Четвертая глава "Отцов и детей", повествующая о возвращении Аркадия Кирсанова в родное Марьино, начинается неожиданным замечанием: "Толпа дворовых не высыпала на крыльцо встречать господ".
Читатель ждет от романиста рассказа обо всем случившемся или виденном героями, но к чему перечислять, что с ними не случилось или чего они не видали?
Очевидно, современники Тургенева, первые читатели романа "Отцы и дети", появившегося через год после объявления отмены крепостной зависимости крестьян, могли ожидать, что возвращающегося барчука обязательно встретит у крылечка многочисленная толпа дворовых – ведь так оно и было в недавнее еще (тогда) время. И вот, как о совершенно новом, необычном, а потому останавливающем внимание, Тургенев сообщает, что именно такой привычной встречи не произошло. Беглым намеком на характерное изменение отношений между помещиками и крепостными романист разом же вводил читателя в подлинную историческую обстановку, в которой протекало действие романа.
В мае 1859 года подготовка крестьянской реформы шла полным ходом. В дворянских губернских комитетах намечались желательные условия "эмансипации" ("освобождения"), в правительственных редакционных комиссиях рассматривались проекты, приходившие из губерний. Сами помещики, по крайней мере либеральные, деятельно готовились к переходу на новое положение. Дворовых людей распускали, барщинных крестьян пересаживали на оброк (это должно было облегчить последующий выкуп), поместные хозяйства перестраивались по образцу капиталистических "ферм" и переводились исподволь с крепостного на вольнонаемный труд.
В ряде сцен, с сочувственной иронией отмечающих хозяйственные передряги Николая Петровича, "ферма" которого "скрипела как немазаное колесо", воссоздавалась обстановка лета 1859 года (в этих главах романа Тургенев использовал собственные наблюдения, собранные им в с. Спасском в летние месяцы 1858-1859 гг.). Но эти сцены служат только фоном, на котором обрисовано столкновение "отцов" и "детей", составляющее основное содержание романа, столкновение, вызванное, в конечном счете, борьбою за то, как и в чьих интересах будет осуществлена ликвидация крепостных отношений.
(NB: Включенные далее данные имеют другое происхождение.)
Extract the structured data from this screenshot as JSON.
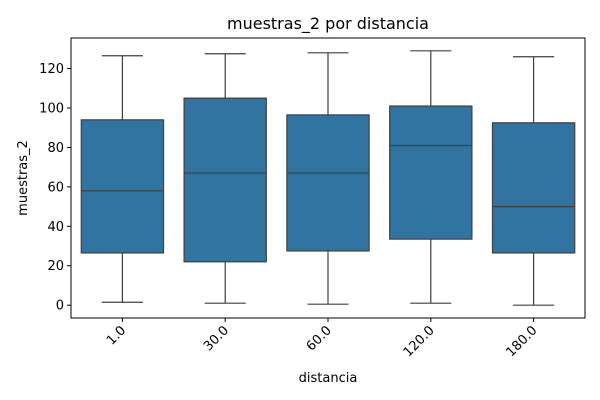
{
  "chart_data": {
    "type": "box",
    "title": "muestras_2 por distancia",
    "xlabel": "distancia",
    "ylabel": "muestras_2",
    "categories": [
      "1.0",
      "30.0",
      "60.0",
      "120.0",
      "180.0"
    ],
    "boxes": [
      {
        "category": "1.0",
        "min": 1.5,
        "q1": 26.5,
        "median": 58.0,
        "q3": 94.0,
        "max": 126.5
      },
      {
        "category": "30.0",
        "min": 1.0,
        "q1": 22.0,
        "median": 67.0,
        "q3": 105.0,
        "max": 127.5
      },
      {
        "category": "60.0",
        "min": 0.5,
        "q1": 27.5,
        "median": 67.0,
        "q3": 96.5,
        "max": 128.0
      },
      {
        "category": "120.0",
        "min": 1.0,
        "q1": 33.5,
        "median": 81.0,
        "q3": 101.0,
        "max": 129.0
      },
      {
        "category": "180.0",
        "min": 0.0,
        "q1": 26.5,
        "median": 50.0,
        "q3": 92.5,
        "max": 126.0
      }
    ],
    "yticks": [
      0,
      20,
      40,
      60,
      80,
      100,
      120
    ],
    "ylim": [
      -6.5,
      135.5
    ],
    "box_color": "#3274a1",
    "line_color": "#3f3f3f",
    "grid": false
  }
}
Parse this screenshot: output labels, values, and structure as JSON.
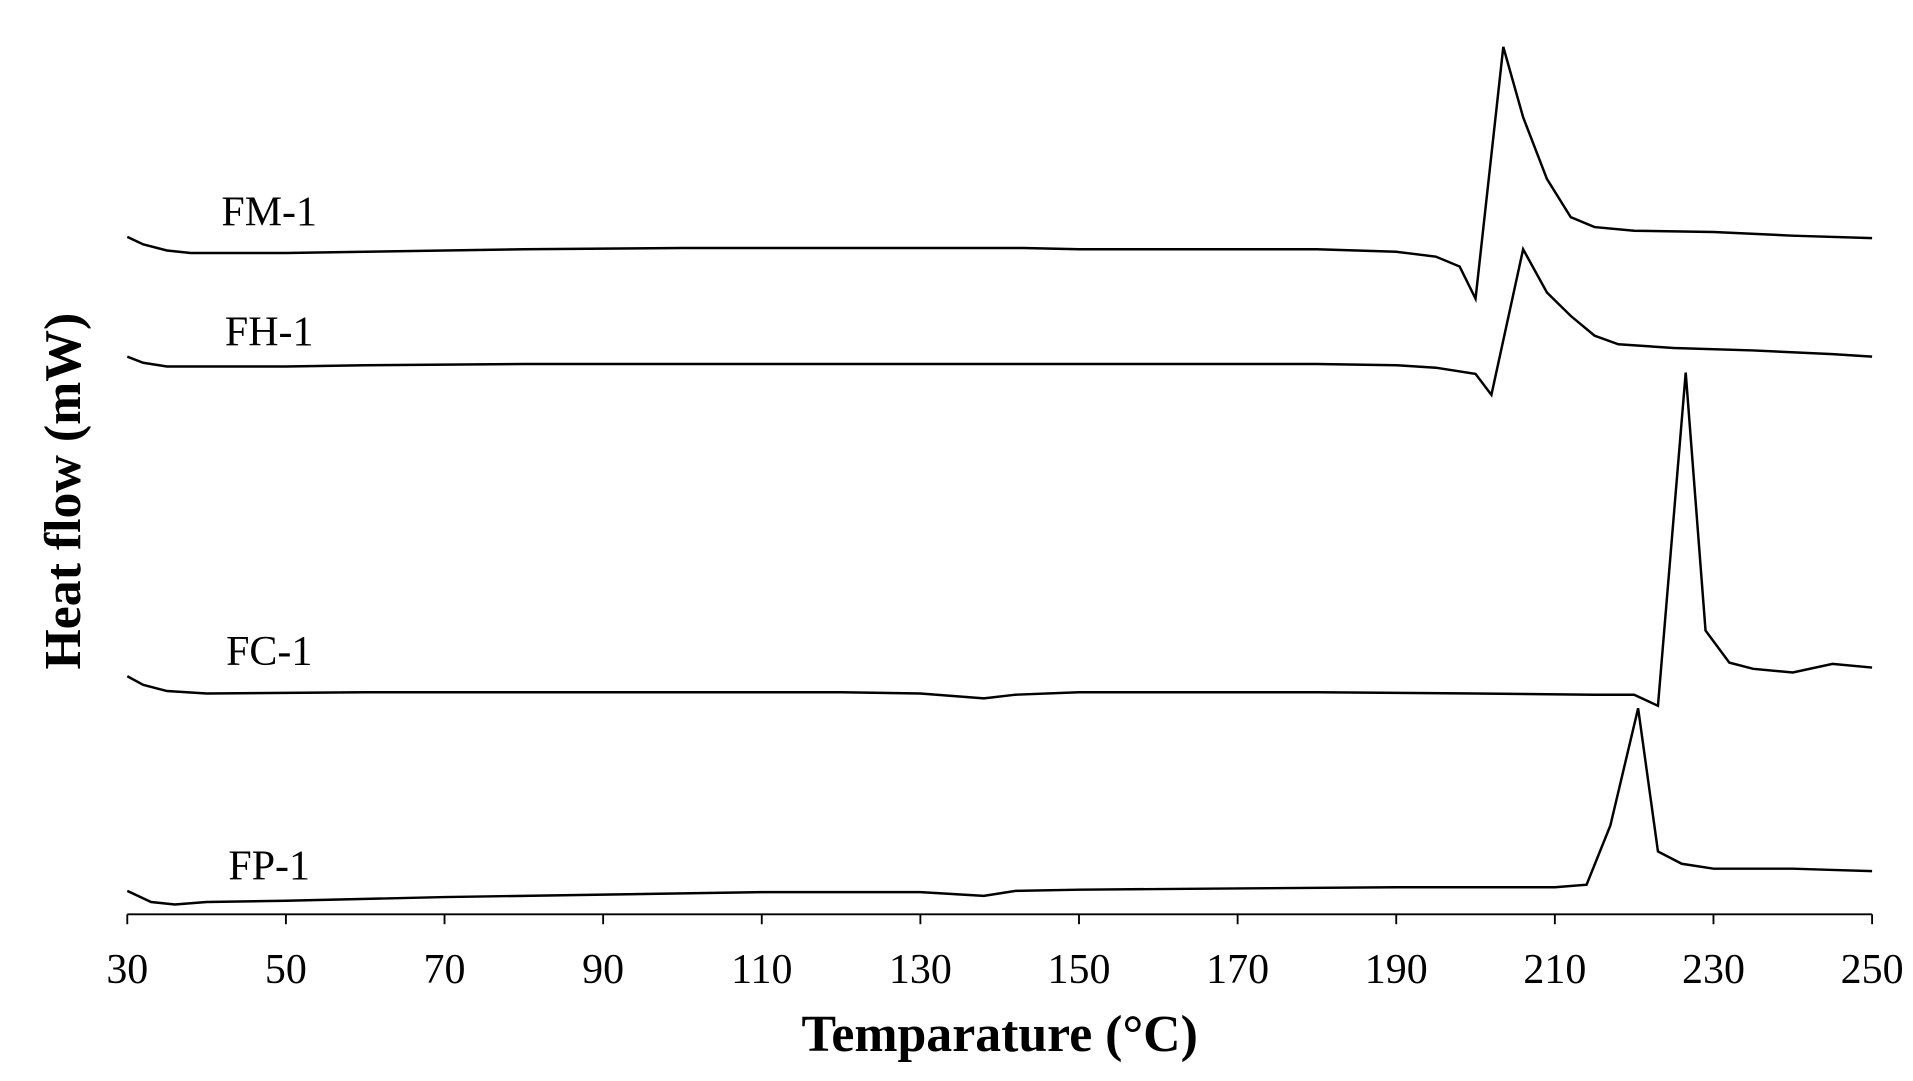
{
  "chart_data": {
    "type": "line",
    "x_label": "Temparature (°C)",
    "y_label": "Heat flow (mW)",
    "xlim": [
      30,
      250
    ],
    "xticks": [
      30,
      50,
      70,
      90,
      110,
      130,
      150,
      170,
      190,
      210,
      230,
      250
    ],
    "ylim": [
      0,
      741
    ],
    "series": [
      {
        "name": "FM-1",
        "color": "#000000",
        "x": [
          30,
          32,
          35,
          38,
          50,
          60,
          70,
          80,
          100,
          130,
          143,
          150,
          180,
          190,
          195,
          198,
          200,
          203.5,
          206,
          209,
          212,
          215,
          220,
          230,
          240,
          250
        ],
        "values": [
          549,
          543,
          538,
          536,
          536,
          537,
          538,
          539,
          540,
          540,
          540,
          539,
          539,
          537,
          533,
          525,
          499,
          703,
          646,
          596,
          565,
          557,
          554,
          553,
          550,
          548
        ]
      },
      {
        "name": "FH-1",
        "color": "#000000",
        "x": [
          30,
          32,
          35,
          40,
          50,
          60,
          80,
          100,
          130,
          150,
          180,
          190,
          195,
          200,
          202,
          206,
          209,
          212,
          215,
          218,
          225,
          235,
          245,
          250
        ],
        "values": [
          452,
          447,
          444,
          444,
          444,
          445,
          446,
          446,
          446,
          446,
          446,
          445,
          443,
          438,
          421,
          539,
          504,
          485,
          469,
          462,
          459,
          457,
          454,
          452
        ]
      },
      {
        "name": "FC-1",
        "color": "#000000",
        "x": [
          30,
          32,
          35,
          40,
          60,
          80,
          100,
          120,
          130,
          138,
          142,
          150,
          180,
          200,
          215,
          220,
          223,
          226.5,
          229,
          232,
          235,
          240,
          245,
          250
        ],
        "values": [
          193,
          186,
          181,
          179,
          180,
          180,
          180,
          180,
          179,
          175,
          178,
          180,
          180,
          179,
          178,
          178,
          169,
          439,
          230,
          204,
          199,
          196,
          203,
          200
        ]
      },
      {
        "name": "FP-1",
        "color": "#000000",
        "x": [
          30,
          33,
          36,
          40,
          50,
          70,
          90,
          110,
          130,
          138,
          142,
          150,
          170,
          190,
          210,
          214,
          217,
          220.5,
          223,
          226,
          230,
          240,
          245,
          250
        ],
        "values": [
          19,
          10,
          8,
          10,
          11,
          14,
          16,
          18,
          18,
          15,
          19,
          20,
          21,
          22,
          22,
          24,
          72,
          167,
          51,
          41,
          37,
          37,
          36,
          35
        ]
      }
    ]
  }
}
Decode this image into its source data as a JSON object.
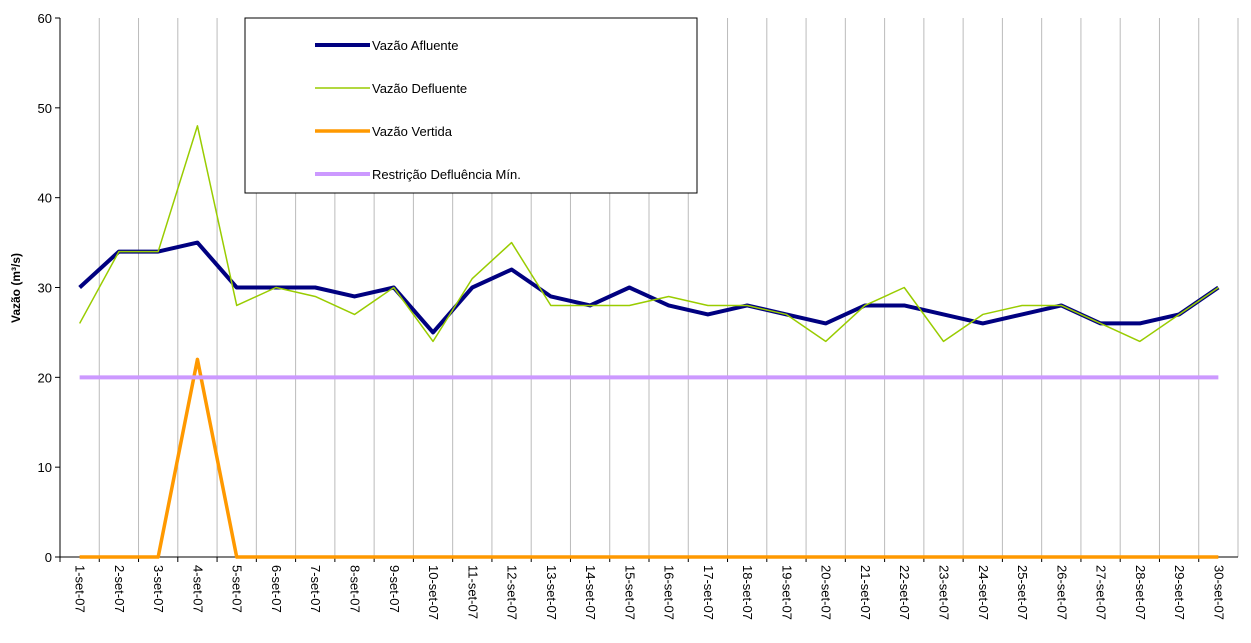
{
  "chart_data": {
    "type": "line",
    "y_label": "Vazão (m³/s)",
    "categories": [
      "1-set-07",
      "2-set-07",
      "3-set-07",
      "4-set-07",
      "5-set-07",
      "6-set-07",
      "7-set-07",
      "8-set-07",
      "9-set-07",
      "10-set-07",
      "11-set-07",
      "12-set-07",
      "13-set-07",
      "14-set-07",
      "15-set-07",
      "16-set-07",
      "17-set-07",
      "18-set-07",
      "19-set-07",
      "20-set-07",
      "21-set-07",
      "22-set-07",
      "23-set-07",
      "24-set-07",
      "25-set-07",
      "26-set-07",
      "27-set-07",
      "28-set-07",
      "29-set-07",
      "30-set-07"
    ],
    "series": [
      {
        "name": "Vazão Afluente",
        "color": "#000080",
        "width": 4,
        "values": [
          30,
          34,
          34,
          35,
          30,
          30,
          30,
          29,
          30,
          25,
          30,
          32,
          29,
          28,
          30,
          28,
          27,
          28,
          27,
          26,
          28,
          28,
          27,
          26,
          27,
          28,
          26,
          26,
          27,
          30
        ]
      },
      {
        "name": "Vazão Defluente",
        "color": "#99cc00",
        "width": 1.5,
        "values": [
          26,
          34,
          34,
          48,
          28,
          30,
          29,
          27,
          30,
          24,
          31,
          35,
          28,
          28,
          28,
          29,
          28,
          28,
          27,
          24,
          28,
          30,
          24,
          27,
          28,
          28,
          26,
          24,
          27,
          30
        ]
      },
      {
        "name": "Vazão Vertida",
        "color": "#ff9900",
        "width": 3.5,
        "values": [
          0,
          0,
          0,
          22,
          0,
          0,
          0,
          0,
          0,
          0,
          0,
          0,
          0,
          0,
          0,
          0,
          0,
          0,
          0,
          0,
          0,
          0,
          0,
          0,
          0,
          0,
          0,
          0,
          0,
          0
        ]
      },
      {
        "name": "Restrição Defluência Mín.",
        "color": "#cc99ff",
        "width": 4,
        "values": [
          20,
          20,
          20,
          20,
          20,
          20,
          20,
          20,
          20,
          20,
          20,
          20,
          20,
          20,
          20,
          20,
          20,
          20,
          20,
          20,
          20,
          20,
          20,
          20,
          20,
          20,
          20,
          20,
          20,
          20
        ]
      }
    ],
    "ylim": [
      0,
      60
    ],
    "yticks": [
      0,
      10,
      20,
      30,
      40,
      50,
      60
    ],
    "vertical_grid": true,
    "legend": "top"
  }
}
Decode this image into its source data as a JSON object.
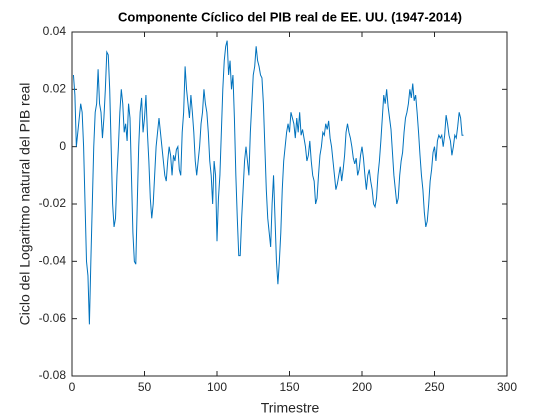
{
  "chart_data": {
    "type": "line",
    "title": "Componente Cíclico del PIB real de EE. UU. (1947-2014)",
    "xlabel": "Trimestre",
    "ylabel": "Ciclo del Logaritmo natural del PIB real",
    "xlim": [
      0,
      300
    ],
    "xticks": [
      0,
      50,
      100,
      150,
      200,
      250,
      300
    ],
    "ylim": [
      -0.08,
      0.04
    ],
    "yticks": [
      -0.08,
      -0.06,
      -0.04,
      -0.02,
      0,
      0.02,
      0.04
    ],
    "grid": false,
    "x": [
      1,
      2,
      3,
      4,
      5,
      6,
      7,
      8,
      9,
      10,
      11,
      12,
      13,
      14,
      15,
      16,
      17,
      18,
      19,
      20,
      21,
      22,
      23,
      24,
      25,
      26,
      27,
      28,
      29,
      30,
      31,
      32,
      33,
      34,
      35,
      36,
      37,
      38,
      39,
      40,
      41,
      42,
      43,
      44,
      45,
      46,
      47,
      48,
      49,
      50,
      51,
      52,
      53,
      54,
      55,
      56,
      57,
      58,
      59,
      60,
      61,
      62,
      63,
      64,
      65,
      66,
      67,
      68,
      69,
      70,
      71,
      72,
      73,
      74,
      75,
      76,
      77,
      78,
      79,
      80,
      81,
      82,
      83,
      84,
      85,
      86,
      87,
      88,
      89,
      90,
      91,
      92,
      93,
      94,
      95,
      96,
      97,
      98,
      99,
      100,
      101,
      102,
      103,
      104,
      105,
      106,
      107,
      108,
      109,
      110,
      111,
      112,
      113,
      114,
      115,
      116,
      117,
      118,
      119,
      120,
      121,
      122,
      123,
      124,
      125,
      126,
      127,
      128,
      129,
      130,
      131,
      132,
      133,
      134,
      135,
      136,
      137,
      138,
      139,
      140,
      141,
      142,
      143,
      144,
      145,
      146,
      147,
      148,
      149,
      150,
      151,
      152,
      153,
      154,
      155,
      156,
      157,
      158,
      159,
      160,
      161,
      162,
      163,
      164,
      165,
      166,
      167,
      168,
      169,
      170,
      171,
      172,
      173,
      174,
      175,
      176,
      177,
      178,
      179,
      180,
      181,
      182,
      183,
      184,
      185,
      186,
      187,
      188,
      189,
      190,
      191,
      192,
      193,
      194,
      195,
      196,
      197,
      198,
      199,
      200,
      201,
      202,
      203,
      204,
      205,
      206,
      207,
      208,
      209,
      210,
      211,
      212,
      213,
      214,
      215,
      216,
      217,
      218,
      219,
      220,
      221,
      222,
      223,
      224,
      225,
      226,
      227,
      228,
      229,
      230,
      231,
      232,
      233,
      234,
      235,
      236,
      237,
      238,
      239,
      240,
      241,
      242,
      243,
      244,
      245,
      246,
      247,
      248,
      249,
      250,
      251,
      252,
      253,
      254,
      255,
      256,
      257,
      258,
      259,
      260,
      261,
      262,
      263,
      264,
      265,
      266,
      267,
      268,
      269,
      270
    ],
    "series": [
      {
        "name": "Ciclo",
        "color": "#0072bd",
        "values": [
          0.025,
          0.018,
          0.0,
          0.005,
          0.01,
          0.015,
          0.012,
          0.0,
          -0.02,
          -0.04,
          -0.045,
          -0.062,
          -0.04,
          -0.02,
          0.0,
          0.012,
          0.015,
          0.027,
          0.015,
          0.012,
          0.003,
          0.01,
          0.02,
          0.033,
          0.032,
          0.02,
          0.0,
          -0.02,
          -0.028,
          -0.025,
          -0.01,
          0.0,
          0.012,
          0.02,
          0.015,
          0.005,
          0.008,
          0.002,
          0.015,
          0.01,
          -0.01,
          -0.03,
          -0.04,
          -0.041,
          -0.02,
          0.0,
          0.012,
          0.017,
          0.005,
          0.01,
          0.018,
          0.005,
          -0.005,
          -0.018,
          -0.025,
          -0.02,
          -0.01,
          0.0,
          0.005,
          0.01,
          0.005,
          0.0,
          -0.005,
          -0.01,
          -0.012,
          -0.005,
          0.0,
          -0.003,
          -0.01,
          -0.003,
          -0.005,
          -0.001,
          0.0,
          -0.008,
          -0.01,
          0.005,
          0.012,
          0.028,
          0.02,
          0.015,
          0.01,
          0.018,
          0.012,
          0.005,
          -0.005,
          -0.01,
          -0.005,
          0.0,
          0.008,
          0.012,
          0.02,
          0.015,
          0.012,
          0.005,
          -0.005,
          -0.01,
          -0.02,
          -0.005,
          -0.01,
          -0.033,
          -0.018,
          -0.01,
          0.005,
          0.02,
          0.03,
          0.035,
          0.037,
          0.025,
          0.03,
          0.02,
          0.025,
          0.01,
          -0.01,
          -0.025,
          -0.038,
          -0.038,
          -0.025,
          -0.015,
          -0.005,
          0.0,
          -0.005,
          -0.01,
          0.005,
          0.015,
          0.025,
          0.028,
          0.035,
          0.03,
          0.028,
          0.025,
          0.024,
          0.015,
          0.0,
          -0.015,
          -0.025,
          -0.03,
          -0.035,
          -0.02,
          -0.01,
          -0.025,
          -0.04,
          -0.048,
          -0.04,
          -0.03,
          -0.015,
          -0.005,
          0.0,
          0.005,
          0.008,
          0.005,
          0.012,
          0.01,
          0.008,
          0.003,
          0.01,
          0.005,
          0.012,
          0.004,
          0.006,
          0.003,
          0.0,
          -0.005,
          -0.003,
          0.002,
          -0.005,
          -0.01,
          -0.012,
          -0.02,
          -0.018,
          -0.01,
          -0.003,
          0.0,
          0.005,
          0.004,
          0.008,
          0.006,
          0.009,
          0.003,
          0.0,
          -0.005,
          -0.01,
          -0.015,
          -0.013,
          -0.01,
          -0.007,
          -0.012,
          -0.008,
          -0.003,
          0.005,
          0.008,
          0.005,
          0.003,
          0.0,
          -0.004,
          -0.006,
          -0.004,
          -0.01,
          -0.008,
          -0.003,
          0.0,
          -0.004,
          -0.01,
          -0.015,
          -0.01,
          -0.008,
          -0.012,
          -0.015,
          -0.02,
          -0.021,
          -0.018,
          -0.01,
          -0.005,
          0.002,
          0.01,
          0.018,
          0.015,
          0.02,
          0.014,
          0.01,
          0.006,
          -0.002,
          -0.01,
          -0.015,
          -0.02,
          -0.018,
          -0.01,
          -0.005,
          -0.002,
          0.005,
          0.01,
          0.012,
          0.015,
          0.02,
          0.017,
          0.022,
          0.016,
          0.018,
          0.012,
          0.005,
          -0.003,
          -0.01,
          -0.015,
          -0.023,
          -0.028,
          -0.026,
          -0.02,
          -0.012,
          -0.008,
          -0.002,
          0.0,
          -0.005,
          0.002,
          0.004,
          0.003,
          0.004,
          0.0,
          0.004,
          0.011,
          0.008,
          0.004,
          0.002,
          -0.003,
          0.0,
          0.004,
          0.003,
          0.007,
          0.012,
          0.01,
          0.004,
          0.004
        ]
      }
    ]
  }
}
В предыдущем изложении приходилось уже подробно останавливаться на ходе общественной борьбы, приведшей в конце пятидесятых годов к образованию двух противопоставлявших себя друг другу лагерей. Отмечалось также, что разногласия между демократами и либералами, обнаружившиеся первоначально в вопросах эстетики и литературной критики (обсуждение диссертации Чернышевского, спор о Пушкине и Гоголе, спор о "лишних людях"), с каждым годом углублялись, проявляясь в самых разнообразных областях, порождая бурные полемические схватки (так же, как в романе Тургенева каждый разговор Базарова с Павлом Петровичем неизбежно заканчивается горячим спором). Указывалось, наконец, что полная враждебность обоих лагерей и невозможность каких-либо соглашений между ними определились, в связи с ходом разработки крестьянской реформы, к концу 1858 года. Таким образом остается только выяснить, чем характеризовались в отношениях демократов и либералов весенние месяцы 1859 года, к которым приурочил Тургенев свой роман.
Для понимания "Отцов и детей" существенны два факта. Во-первых, неожиданное с точки зрения либералов изменение позиций "Современника" по вопросу об "обличительной" литературе и, во-вторых, завершение полемики о "лишних людях".
Окончательные выводы из полемики о "лишних людях", героях дворянской литературы, сделал, как известно, Н.А. Добролюбов в статье "Что такое обломовщина?", напечатанной в майской книжке "Современника" за 1859 год. Здесь он выстроил длинную галерею персонажей дворянских повестей и романов, обнаруживая в них общие родовые черты, собранные и сконденсированные в герое романа Гончарова. Но для понимания существа полемики, пожалуй, важнее другая его работа – напечатанная в январской книжке "Современника" первая статья "Литературных мелочей прошлого года" (вторая статья под тем же названием появилась в апрельской книжке).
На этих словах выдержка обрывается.